Meet Adam Burkhart, a patient with familial dilated cardiomyopathy.

Adam says that his story truly began in 1968 when his aunt died at the age of 13. That was the start of his family’s reckoning with familial dilated cardiomyopathy. Everyone born in their family until 1988 was tested for gene variants that can cause DCM. As a result, his two sisters tested positive for the TPM1 variants, as did 12 of his cousins.

Adam himself was born in 1982 and experienced normal adolescent years until an indoor soccer game in 1999. He described being unable to run or perform. His mother was a nurse and knew it was time to go to the ER; he was experiencing congestive heart failure. At just 17 years old he said hearing about his heart failure was the scariest news but he eventually came to realize that, all things considered, he had it pretty good. His family was caring and he received excellent care. His senior year of high school was delayed a year but still, Adam recognized that his life faced relatively few disruptions.
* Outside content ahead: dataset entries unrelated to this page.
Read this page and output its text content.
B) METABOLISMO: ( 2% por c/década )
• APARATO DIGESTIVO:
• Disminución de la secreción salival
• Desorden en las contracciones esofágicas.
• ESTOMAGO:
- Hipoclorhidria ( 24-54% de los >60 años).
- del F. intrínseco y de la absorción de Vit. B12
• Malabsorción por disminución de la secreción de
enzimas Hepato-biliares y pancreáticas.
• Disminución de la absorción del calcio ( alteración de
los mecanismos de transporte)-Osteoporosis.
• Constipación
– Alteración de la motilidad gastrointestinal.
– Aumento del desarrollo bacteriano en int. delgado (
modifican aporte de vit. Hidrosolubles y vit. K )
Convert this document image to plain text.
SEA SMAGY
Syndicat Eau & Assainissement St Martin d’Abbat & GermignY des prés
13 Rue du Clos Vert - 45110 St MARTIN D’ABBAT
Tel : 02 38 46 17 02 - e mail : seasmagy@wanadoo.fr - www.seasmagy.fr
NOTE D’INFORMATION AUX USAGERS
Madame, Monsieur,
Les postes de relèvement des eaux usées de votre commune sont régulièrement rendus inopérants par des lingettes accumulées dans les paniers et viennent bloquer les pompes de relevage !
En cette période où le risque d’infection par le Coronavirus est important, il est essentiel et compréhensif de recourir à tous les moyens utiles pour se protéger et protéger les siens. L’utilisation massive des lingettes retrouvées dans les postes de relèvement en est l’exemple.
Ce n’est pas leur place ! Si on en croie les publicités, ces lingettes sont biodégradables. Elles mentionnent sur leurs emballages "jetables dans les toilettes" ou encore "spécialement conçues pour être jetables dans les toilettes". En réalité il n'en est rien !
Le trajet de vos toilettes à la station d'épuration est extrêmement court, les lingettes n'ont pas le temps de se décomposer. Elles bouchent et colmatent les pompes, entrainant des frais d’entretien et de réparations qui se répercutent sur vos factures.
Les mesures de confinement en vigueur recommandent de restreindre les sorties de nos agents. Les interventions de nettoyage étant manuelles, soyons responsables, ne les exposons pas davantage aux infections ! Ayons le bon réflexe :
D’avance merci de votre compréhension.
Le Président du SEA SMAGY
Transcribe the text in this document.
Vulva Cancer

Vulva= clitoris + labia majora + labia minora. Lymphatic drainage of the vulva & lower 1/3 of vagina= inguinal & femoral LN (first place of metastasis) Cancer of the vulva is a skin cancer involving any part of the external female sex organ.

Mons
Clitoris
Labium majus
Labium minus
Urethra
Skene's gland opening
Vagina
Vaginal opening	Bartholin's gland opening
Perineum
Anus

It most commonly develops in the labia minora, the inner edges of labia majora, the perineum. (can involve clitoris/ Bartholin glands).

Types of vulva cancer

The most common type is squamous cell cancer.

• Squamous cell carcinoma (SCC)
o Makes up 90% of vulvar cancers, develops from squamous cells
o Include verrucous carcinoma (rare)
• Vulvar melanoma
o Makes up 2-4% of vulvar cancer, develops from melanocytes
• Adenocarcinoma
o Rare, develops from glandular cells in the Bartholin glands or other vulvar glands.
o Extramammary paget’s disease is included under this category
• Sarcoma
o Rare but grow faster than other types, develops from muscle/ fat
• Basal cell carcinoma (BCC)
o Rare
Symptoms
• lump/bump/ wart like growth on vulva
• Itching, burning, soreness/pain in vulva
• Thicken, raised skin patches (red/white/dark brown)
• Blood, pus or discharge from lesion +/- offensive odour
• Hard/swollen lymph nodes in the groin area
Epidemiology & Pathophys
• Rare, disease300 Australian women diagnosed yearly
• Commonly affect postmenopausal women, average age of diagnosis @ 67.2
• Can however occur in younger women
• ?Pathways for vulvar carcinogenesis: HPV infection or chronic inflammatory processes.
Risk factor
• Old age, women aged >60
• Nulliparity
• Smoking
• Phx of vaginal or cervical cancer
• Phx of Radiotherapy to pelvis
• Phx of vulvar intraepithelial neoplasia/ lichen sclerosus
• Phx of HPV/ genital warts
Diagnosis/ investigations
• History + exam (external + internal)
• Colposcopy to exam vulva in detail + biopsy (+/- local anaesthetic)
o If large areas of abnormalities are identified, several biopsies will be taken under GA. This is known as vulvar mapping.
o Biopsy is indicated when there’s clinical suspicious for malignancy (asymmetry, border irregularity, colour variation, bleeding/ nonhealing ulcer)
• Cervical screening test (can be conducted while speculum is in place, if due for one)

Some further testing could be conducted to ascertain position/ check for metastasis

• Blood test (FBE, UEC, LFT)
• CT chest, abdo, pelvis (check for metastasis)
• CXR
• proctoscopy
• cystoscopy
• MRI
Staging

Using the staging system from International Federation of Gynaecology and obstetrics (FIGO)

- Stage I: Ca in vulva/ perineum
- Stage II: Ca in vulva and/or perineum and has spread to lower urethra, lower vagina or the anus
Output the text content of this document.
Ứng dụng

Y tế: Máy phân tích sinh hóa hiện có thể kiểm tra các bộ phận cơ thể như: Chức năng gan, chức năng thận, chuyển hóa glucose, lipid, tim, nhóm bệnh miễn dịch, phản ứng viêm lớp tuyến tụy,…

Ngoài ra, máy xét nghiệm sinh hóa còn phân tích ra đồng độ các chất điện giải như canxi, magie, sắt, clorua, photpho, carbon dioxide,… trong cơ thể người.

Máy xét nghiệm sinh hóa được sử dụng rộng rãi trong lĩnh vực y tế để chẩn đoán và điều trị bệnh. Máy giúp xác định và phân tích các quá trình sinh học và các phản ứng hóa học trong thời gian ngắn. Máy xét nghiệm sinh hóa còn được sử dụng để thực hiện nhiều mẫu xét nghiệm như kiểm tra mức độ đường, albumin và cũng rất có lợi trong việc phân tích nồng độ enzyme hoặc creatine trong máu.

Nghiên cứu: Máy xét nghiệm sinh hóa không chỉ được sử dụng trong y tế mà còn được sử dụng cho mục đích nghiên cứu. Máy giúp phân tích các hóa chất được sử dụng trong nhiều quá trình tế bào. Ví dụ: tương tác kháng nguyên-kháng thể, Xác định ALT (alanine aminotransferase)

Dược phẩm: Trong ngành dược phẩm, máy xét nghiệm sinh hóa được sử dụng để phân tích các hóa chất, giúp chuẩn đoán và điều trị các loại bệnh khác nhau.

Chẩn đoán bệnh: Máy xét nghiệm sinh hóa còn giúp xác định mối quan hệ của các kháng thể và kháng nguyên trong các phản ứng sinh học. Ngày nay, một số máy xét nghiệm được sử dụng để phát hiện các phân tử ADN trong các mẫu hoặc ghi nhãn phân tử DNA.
After treatment for CHF, on March 12th, 2000 he began a seven-month stint in the hospital while he waited for a transplant. After one dry run, he finally received a new heart on September 14th. He went home just a few days later on September 21st, a day after his 18th birthday. There was some pain and numerous appointments for a year after the transplant but his life carried on.

Now 38 and feeling as healthy as ever, Adam lives a pretty normal life. He is married and is the father of four children. Recognizing his family history, all of his children have been tested for gene variants that were detected in his eldest daughter and youngest son. He follows his doctor’s recommendations as precisely as he can to ensure his children receive all the preventive care they need. Sadly, his youngest daughter died at four months old. It was a low point in a journey that has had ups and downs but serves as a reminder that each day is precious.

When asked what he wanted to share with someone in a similar situation he said,

“We still have to live. As hard as it is, life does go on.”

Adam also wanted to reiterate that organ donation is the most selfless thing you can do. It’s given him an additional 21 years of life (so far) to share with his family.